And all things are of God, who hath reconciled us
to himself by Jesus Christ, and hath given to us the ministry of
reconciliation; to wit, that God was in Christ, reconciling the world
unto himself, not imputing their trespasses unto them; and hath
committed unto us the word of reconciliation (II Cor. 5:18-19).
HYPO-CALVINIST ARGUMENT:
This text is appealed to in support of a
death of Christ for all men. The idea is that “world” means all men, head for
head, including the reprobate.
Herman Hoeksema (1886-1965)
[Source: The Protestant Reformed Churches in America (1947), p. 344; emphasis added]
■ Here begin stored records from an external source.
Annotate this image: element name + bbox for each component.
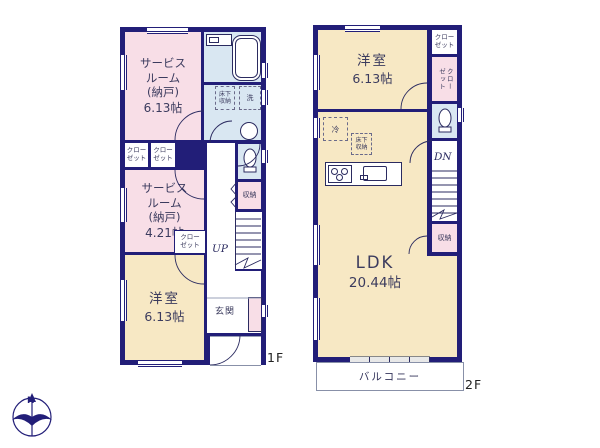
window: [313, 118, 320, 138]
window: [457, 108, 464, 122]
underfloor-storage-label: 床下 収納: [355, 137, 367, 151]
stove-icon: [328, 165, 352, 183]
room-size: 20.44帖: [333, 275, 417, 292]
window: [120, 55, 127, 90]
window: [345, 25, 380, 32]
shoe-cabinet: [248, 297, 262, 332]
closet: クロー ゼット: [174, 230, 205, 253]
storage-2f: 収納: [432, 224, 457, 252]
toilet-room-2f: [432, 104, 457, 138]
window: [120, 188, 127, 222]
up-label: UP: [212, 243, 228, 255]
underfloor-storage-2f: 床下 収納: [351, 133, 372, 155]
vanity-icon: [206, 34, 232, 46]
room-label: 洋室: [149, 291, 180, 308]
floor-plan-canvas: サービス ルーム (納戸) 6.13帖 クロー ゼット クロー ゼット サービス…: [0, 0, 600, 448]
closet-label: クロー ゼット: [435, 34, 455, 50]
balcony: バルコニー: [316, 362, 464, 391]
north-label: N: [27, 396, 35, 406]
closet-label: クロー ゼット: [153, 147, 173, 163]
window: [261, 90, 268, 105]
window: [120, 280, 127, 321]
bathtub-icon: [232, 35, 261, 81]
room-western-2f: 洋室 6.13帖: [318, 30, 427, 109]
closet: クロー ゼット: [432, 30, 457, 54]
washer-label: 洗: [247, 94, 254, 102]
floor2-label: 2F: [465, 377, 482, 392]
ldk-label-group: LDK 20.44帖: [333, 253, 417, 292]
storage-label: 収納: [243, 191, 257, 199]
room-size: 6.13帖: [144, 101, 183, 116]
washbasin-icon: [240, 122, 258, 140]
room-label: 洋室: [357, 53, 388, 70]
window: [147, 27, 188, 34]
storage-label: 収納: [438, 234, 452, 242]
closet-label: クローゼット: [437, 66, 453, 92]
fridge-box: 冷: [323, 117, 348, 141]
closet-label: クロー ゼット: [180, 234, 200, 250]
floor1-label: 1F: [267, 350, 284, 365]
underfloor-storage-label: 床下 収納: [219, 91, 231, 105]
window: [313, 55, 320, 90]
kitchen-counter: [325, 162, 402, 186]
sink-icon: [363, 166, 387, 181]
window: [313, 298, 320, 340]
window: [261, 305, 268, 317]
room-ldk: [318, 112, 427, 357]
window: [261, 150, 268, 163]
room-label: LDK: [333, 253, 417, 274]
room-size: 6.13帖: [144, 309, 184, 325]
dn-label: DN: [434, 151, 452, 163]
stairs-up: [235, 212, 262, 269]
washer-box: 洗: [239, 86, 261, 110]
window: [138, 360, 182, 367]
closet: クローゼット: [432, 57, 457, 101]
window: [313, 225, 320, 265]
room-size: 6.13帖: [352, 71, 392, 87]
room-western-1f: 洋室 6.13帖: [125, 255, 204, 360]
toilet-room-1f: [238, 144, 261, 179]
balcony-label: バルコニー: [359, 369, 421, 384]
entrance-label: 玄関: [208, 304, 242, 317]
entrance-porch: [210, 336, 261, 366]
closet-label: クロー ゼット: [127, 147, 147, 163]
room-ldk-extension: [427, 256, 457, 357]
room-service-1: サービス ルーム (納戸) 6.13帖: [125, 32, 201, 140]
underfloor-storage-1f: 床下 収納: [215, 86, 235, 110]
room-label: サービス ルーム (納戸): [142, 181, 188, 224]
plan-1f: サービス ルーム (納戸) 6.13帖 クロー ゼット クロー ゼット サービス…: [120, 27, 266, 365]
closet: クロー ゼット: [151, 143, 175, 167]
fridge-label: 冷: [332, 125, 340, 134]
storage-1f: 収納: [238, 182, 261, 209]
plan-2f: 洋室 6.13帖 クロー ゼット クローゼット DN 収納 LDK 20.44帖: [313, 25, 462, 362]
closet: クロー ゼット: [125, 143, 148, 167]
window: [261, 63, 268, 78]
room-label: サービス ルーム (納戸): [140, 56, 186, 99]
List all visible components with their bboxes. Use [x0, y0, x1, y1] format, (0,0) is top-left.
The “world” [among other things] may also mean the totality of the saved out of the world, because the saved are gathered from every nation and tongue and tribe and not merely from a single nation or group.** A plain illustration of this connotation you find in II Cor. 5:19: “To wit, that God was in Christ reconciling the world unto Himself, not imputing their trespasses unto them, and hath committed unto us the word of reconciliation. They that would interpret the word “world” in this text as meaning all men, must needs distort and deny the true meaning of the word “reconciliation.” To reconcile always implies the blotting out of sin. That this is also implied in the text is evident from the words “not imputing their trespasses unto them.” It is clear, then, that this “world” is actually saved in the blood of Christ. It is reconciled. But, then, either is true: “world” does not mean “all men,” otherwise “all men” are saved. The latter is not true; hence, “world” does not signify all men, but the totality of the saved out of every nation.
** On pages 343-344, Rev. Hoeksema demonstrates
from Scripture that “world” can also mean (1) “creation in its organic sense …
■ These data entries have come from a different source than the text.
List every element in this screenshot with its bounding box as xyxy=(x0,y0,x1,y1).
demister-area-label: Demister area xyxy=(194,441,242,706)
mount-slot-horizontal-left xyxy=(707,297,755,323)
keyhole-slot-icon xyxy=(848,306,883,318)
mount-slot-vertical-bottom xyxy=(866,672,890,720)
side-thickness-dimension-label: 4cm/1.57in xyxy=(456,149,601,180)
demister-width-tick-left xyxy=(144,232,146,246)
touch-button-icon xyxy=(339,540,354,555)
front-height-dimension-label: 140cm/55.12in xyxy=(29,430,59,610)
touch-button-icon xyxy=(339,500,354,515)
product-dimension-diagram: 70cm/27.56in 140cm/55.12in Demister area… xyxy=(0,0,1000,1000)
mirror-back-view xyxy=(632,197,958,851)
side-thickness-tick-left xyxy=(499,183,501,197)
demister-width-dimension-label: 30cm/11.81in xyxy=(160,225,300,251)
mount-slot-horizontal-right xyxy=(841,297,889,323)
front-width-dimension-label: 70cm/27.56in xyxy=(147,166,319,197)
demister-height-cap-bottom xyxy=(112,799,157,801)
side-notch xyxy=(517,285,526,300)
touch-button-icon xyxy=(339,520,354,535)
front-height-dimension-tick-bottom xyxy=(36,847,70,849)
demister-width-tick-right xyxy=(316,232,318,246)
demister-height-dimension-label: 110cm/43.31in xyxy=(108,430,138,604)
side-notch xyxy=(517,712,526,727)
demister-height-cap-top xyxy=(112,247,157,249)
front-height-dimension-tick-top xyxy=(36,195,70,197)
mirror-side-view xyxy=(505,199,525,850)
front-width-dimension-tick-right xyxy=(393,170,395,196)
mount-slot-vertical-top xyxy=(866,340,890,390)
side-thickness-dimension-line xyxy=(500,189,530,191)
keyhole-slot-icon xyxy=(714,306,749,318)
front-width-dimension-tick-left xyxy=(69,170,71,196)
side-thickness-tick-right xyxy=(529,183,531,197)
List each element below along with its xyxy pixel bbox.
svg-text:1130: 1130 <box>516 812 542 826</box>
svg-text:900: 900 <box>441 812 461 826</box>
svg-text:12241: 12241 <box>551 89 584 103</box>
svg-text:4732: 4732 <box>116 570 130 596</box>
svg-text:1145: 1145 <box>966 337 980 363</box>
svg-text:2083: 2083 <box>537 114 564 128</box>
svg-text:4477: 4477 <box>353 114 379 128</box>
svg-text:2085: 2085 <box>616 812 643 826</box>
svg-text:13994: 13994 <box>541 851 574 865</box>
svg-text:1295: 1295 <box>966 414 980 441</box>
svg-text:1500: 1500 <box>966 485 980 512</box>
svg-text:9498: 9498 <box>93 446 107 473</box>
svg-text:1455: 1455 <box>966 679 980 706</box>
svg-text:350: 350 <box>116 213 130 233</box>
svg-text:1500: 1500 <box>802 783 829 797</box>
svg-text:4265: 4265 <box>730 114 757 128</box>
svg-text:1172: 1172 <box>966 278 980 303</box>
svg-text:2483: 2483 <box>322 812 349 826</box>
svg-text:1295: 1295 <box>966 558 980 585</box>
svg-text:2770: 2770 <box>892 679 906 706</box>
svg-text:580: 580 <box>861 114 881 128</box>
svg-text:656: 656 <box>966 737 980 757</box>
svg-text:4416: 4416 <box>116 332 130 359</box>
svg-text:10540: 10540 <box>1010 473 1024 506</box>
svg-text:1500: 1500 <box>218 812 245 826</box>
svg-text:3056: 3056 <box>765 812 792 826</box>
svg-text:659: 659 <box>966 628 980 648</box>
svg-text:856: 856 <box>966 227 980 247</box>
without having respect to individual creatures” (John 3:16) and (2) “this
present world as it is in sin and corruption … the works of God … from the
viewpoint of their being dominated by the wicked” (John 14:30; 16:11; 17:9, 16;
I John 2:15-17)
[Source: Quoted in John Owen, The Death of Death in the Death of Christ (Banner of Truth, 2013), p. 312]
He often calleth the church
itself by the name of the world; as
in that,
‘God was in Christ
reconciling the world unto himself;’ and that, ‘The Son of man came not to condemn
the world, but that the world through him might be saved.’ And John in his
epistle saith, ‘We have an Advocate, and he is the propitiation for [our sins,
and not for ours only, but also for] the sins of the whole world.’ The whole world,
therefore, is the church, and the world hateth the church. The world, then, hateth
the world; that which is at enmity, the reconciled; the condemned, the saved;
the polluted, the cleansed world. And that world which God in Christ reconcileth to
himself, and which is saved by Christ, is chosen out of the opposite, condemned,
defiled world.
Neither can we ever forsake Christ, him who
suffered for the salvation of the world of them that are
saved, nor worship any other.
Ambrose of Milan (340-397)
[Source: Quoted in John Owen, The Death of Death in the Death of Christ (Banner of Truth, 2013), p. 311. Owen notes that Ambrose then “proceeds at large to declare the reasons why, in this business, ‘all’ and ‘the world’ are so often used for ‘some of all sorts.’”]
The people of God hath its own fulness. In the elect and foreknown, distinguished from the generality of all, there is accounted a certain special universality; so that the whole world seems to be delivered from the whole world, and all men to be taken out of all men.